De nouveaux modèles d'organisation du travail sont apparus ces dernières années, liés pour beaucoup aux plateformes numériques, qui se traduisent par une plus grande précarité pour les travailleurs, en particulier sous la forme de l'autoentreprise. La France a pris des mesures pour mieux protéger les travailleurs des plateformes, mais ce n'est pas le cas partout, et je crois que nous avons besoin de règles communes sur le continent, car les plateformes sont transnationales. La Commission se soucie de la précarisation du travail.
Nous avons lancé, dès juillet 2020, un programme pour soutenir l'accès à l'emploi des jeunes, nous sommes convaincus que c'est une priorité décisive, qui passe en particulier par le renforcement de l'apprentissage. La priorité à l'emploi des jeunes fait l'objet du point 11 de la Déclaration de Porto, nous allons encourager les États membres dans ce sens.

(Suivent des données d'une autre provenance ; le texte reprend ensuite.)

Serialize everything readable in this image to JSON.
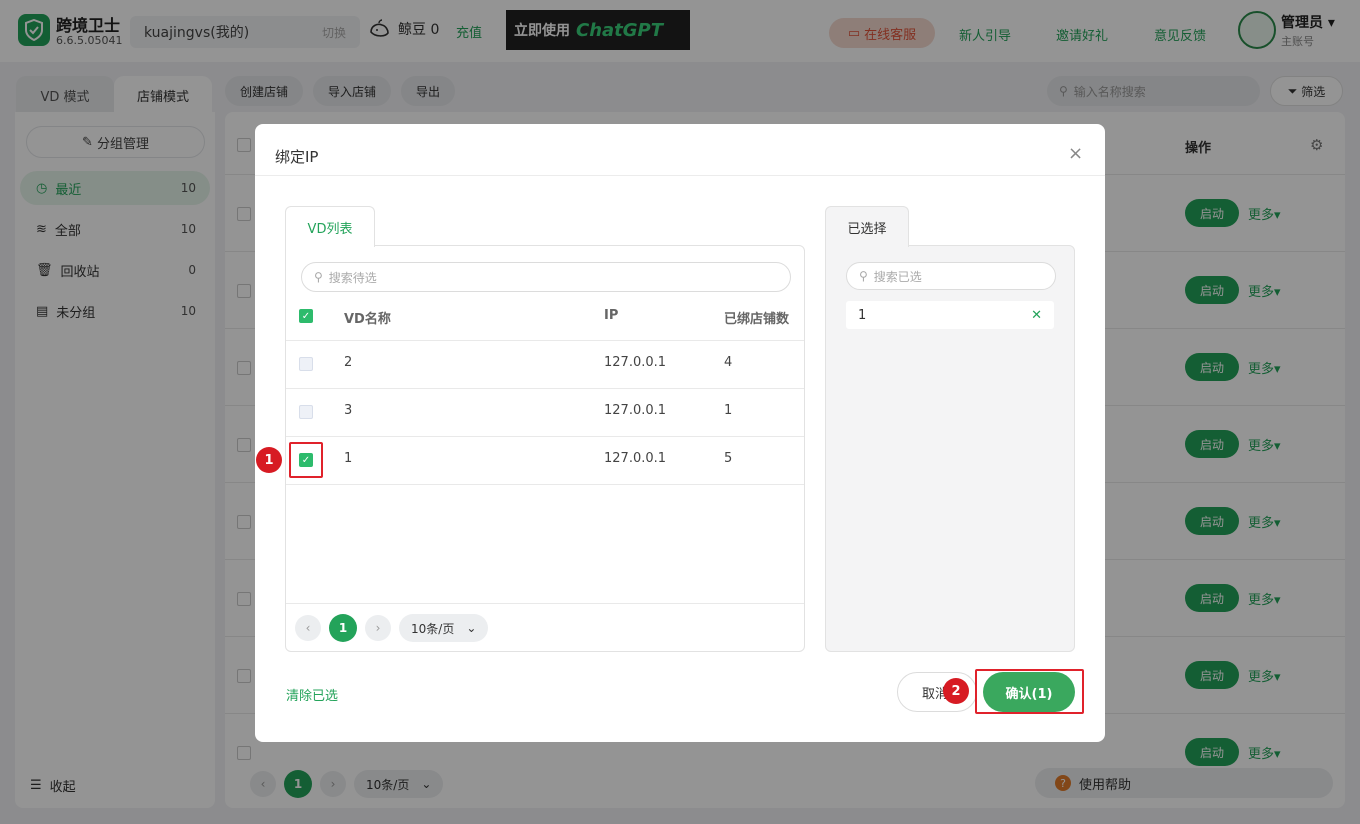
{
  "app": {
    "name": "跨境卫士",
    "version": "6.6.5.05041"
  },
  "topbar": {
    "account_name": "kuajingvs(我的)",
    "switch_label": "切换",
    "bean_label": "鲸豆 0",
    "recharge_label": "充值",
    "banner_text_1": "立即使用",
    "banner_text_2": "ChatGPT",
    "service_label": "在线客服",
    "links": [
      "新人引导",
      "邀请好礼",
      "意见反馈"
    ],
    "user_name": "管理员",
    "user_role": "主账号"
  },
  "sidebar": {
    "mode_tabs": [
      "VD 模式",
      "店铺模式"
    ],
    "active_mode": "店铺模式",
    "group_manage_label": "分组管理",
    "items": [
      {
        "label": "最近",
        "count": "10"
      },
      {
        "label": "全部",
        "count": "10"
      },
      {
        "label": "回收站",
        "count": "0"
      },
      {
        "label": "未分组",
        "count": "10"
      }
    ],
    "collapse_label": "收起"
  },
  "toolbar": {
    "create_label": "创建店铺",
    "import_label": "导入店铺",
    "export_label": "导出",
    "search_placeholder": "输入名称搜索",
    "filter_label": "筛选"
  },
  "table": {
    "op_header": "操作",
    "start_label": "启动",
    "more_label": "更多"
  },
  "bottom_pager": {
    "page": "1",
    "page_size": "10条/页"
  },
  "help_label": "使用帮助",
  "modal": {
    "title": "绑定IP",
    "left_tab": "VD列表",
    "left_search_placeholder": "搜索待选",
    "columns": [
      "VD名称",
      "IP",
      "已绑店铺数"
    ],
    "rows": [
      {
        "name": "2",
        "ip": "127.0.0.1",
        "count": "4",
        "checked": false
      },
      {
        "name": "3",
        "ip": "127.0.0.1",
        "count": "1",
        "checked": false
      },
      {
        "name": "1",
        "ip": "127.0.0.1",
        "count": "5",
        "checked": true
      }
    ],
    "pager": {
      "page": "1",
      "page_size": "10条/页"
    },
    "right_tab": "已选择",
    "right_search_placeholder": "搜索已选",
    "selected": [
      "1"
    ],
    "clear_label": "清除已选",
    "cancel_label": "取消",
    "confirm_label": "确认(1)"
  },
  "annotations": [
    "1",
    "2"
  ],
  "colors": {
    "accent": "#23a35a",
    "highlight": "#e0222b",
    "service": "#e0533a"
  }
}
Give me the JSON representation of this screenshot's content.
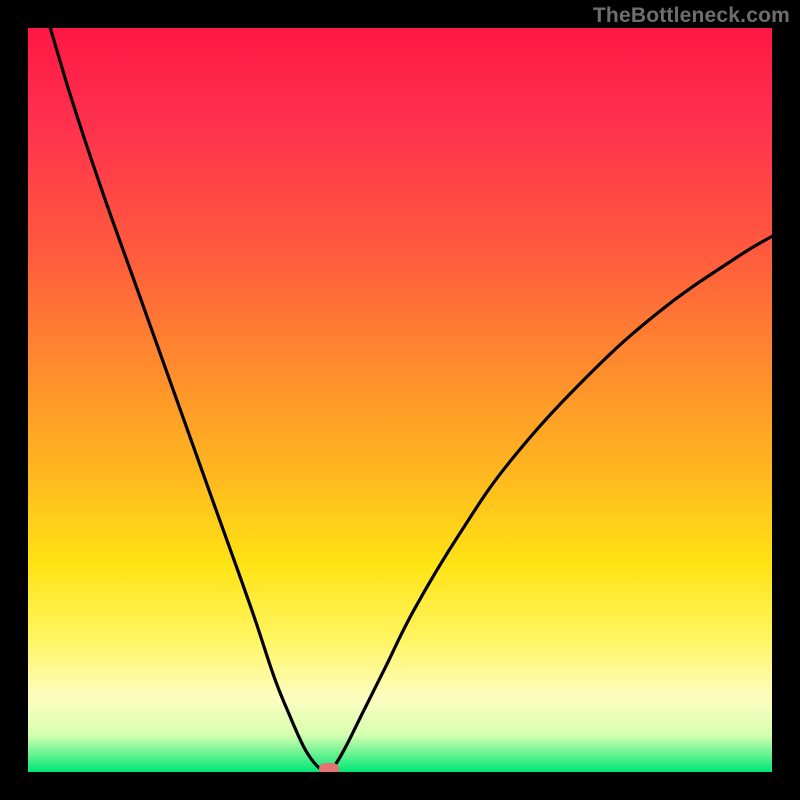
{
  "watermark": "TheBottleneck.com",
  "chart_data": {
    "type": "line",
    "title": "",
    "xlabel": "",
    "ylabel": "",
    "xlim": [
      0,
      100
    ],
    "ylim": [
      0,
      100
    ],
    "grid": false,
    "series": [
      {
        "name": "bottleneck-curve",
        "x": [
          3,
          6,
          10,
          15,
          20,
          25,
          30,
          33,
          35,
          37,
          38.5,
          39.5,
          40,
          40.8,
          42.5,
          45,
          48,
          52,
          58,
          65,
          75,
          85,
          95,
          100
        ],
        "values": [
          100,
          90,
          78,
          64,
          50,
          36,
          22,
          13,
          8,
          3.5,
          1.2,
          0.3,
          0,
          0.3,
          3,
          8,
          14,
          22,
          32,
          42,
          53,
          62,
          69,
          72
        ]
      }
    ],
    "marker": {
      "x": 40.4,
      "y": 0
    },
    "gradient_stops": [
      {
        "pct": 0,
        "color": "#ff1744"
      },
      {
        "pct": 12,
        "color": "#ff2f4e"
      },
      {
        "pct": 30,
        "color": "#ff5a3e"
      },
      {
        "pct": 45,
        "color": "#ff8a2e"
      },
      {
        "pct": 60,
        "color": "#ffb81f"
      },
      {
        "pct": 72,
        "color": "#ffe314"
      },
      {
        "pct": 82,
        "color": "#fff560"
      },
      {
        "pct": 90,
        "color": "#fdfdc0"
      },
      {
        "pct": 95,
        "color": "#d6ffb0"
      },
      {
        "pct": 100,
        "color": "#00e676"
      }
    ]
  }
}
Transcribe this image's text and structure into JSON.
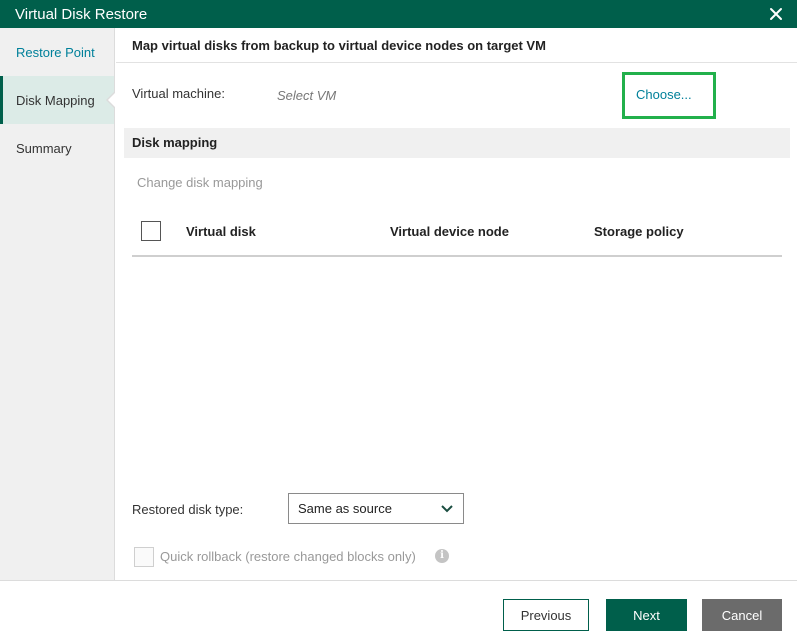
{
  "window": {
    "title": "Virtual Disk Restore"
  },
  "colors": {
    "brand": "#005f4b",
    "link": "#00809a",
    "highlight": "#22b04b"
  },
  "icons": {
    "close": "close-icon",
    "dropdown": "chevron-down-icon",
    "info": "info-icon"
  },
  "sidebar": {
    "items": [
      {
        "label": "Restore Point"
      },
      {
        "label": "Disk Mapping"
      },
      {
        "label": "Summary"
      }
    ]
  },
  "main": {
    "header": "Map virtual disks from backup to virtual device nodes on target VM",
    "vm_label": "Virtual machine:",
    "vm_value": "Select VM",
    "choose_label": "Choose...",
    "section_title": "Disk mapping",
    "change_link": "Change disk mapping",
    "table": {
      "columns": [
        "Virtual disk",
        "Virtual device node",
        "Storage policy"
      ],
      "rows": []
    },
    "disk_type_label": "Restored disk type:",
    "disk_type_value": "Same as source",
    "rollback_label": "Quick rollback (restore changed blocks only)",
    "info_glyph": "i"
  },
  "footer": {
    "previous": "Previous",
    "next": "Next",
    "cancel": "Cancel"
  }
}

Sur la sécurité sociale, nous avons besoin de plus de coordination, du fait de la mobilité des travailleurs, mais c'est aussi une question d'équité. La précédente Commission a fait des propositions dans ce sens, ainsi qu'en matière d'indemnisation des chômeurs transfrontaliers, mais elles n'ont pas abouti en trilogue. L'assurance chômage est dans le programme de l'actuelle Commission. La crise sanitaire nous a conduits à mobiliser, sous forme de prêts, 100 milliards d'euros au titre du chômage partiel, - la France n'y a pas recouru parce qu'elle a eu des conditions plus avantageuses en s'adressant directement aux marchés financiers - : notre enveloppe a été quasiment toute dépensée, évitant le chômage dans bien des États membres.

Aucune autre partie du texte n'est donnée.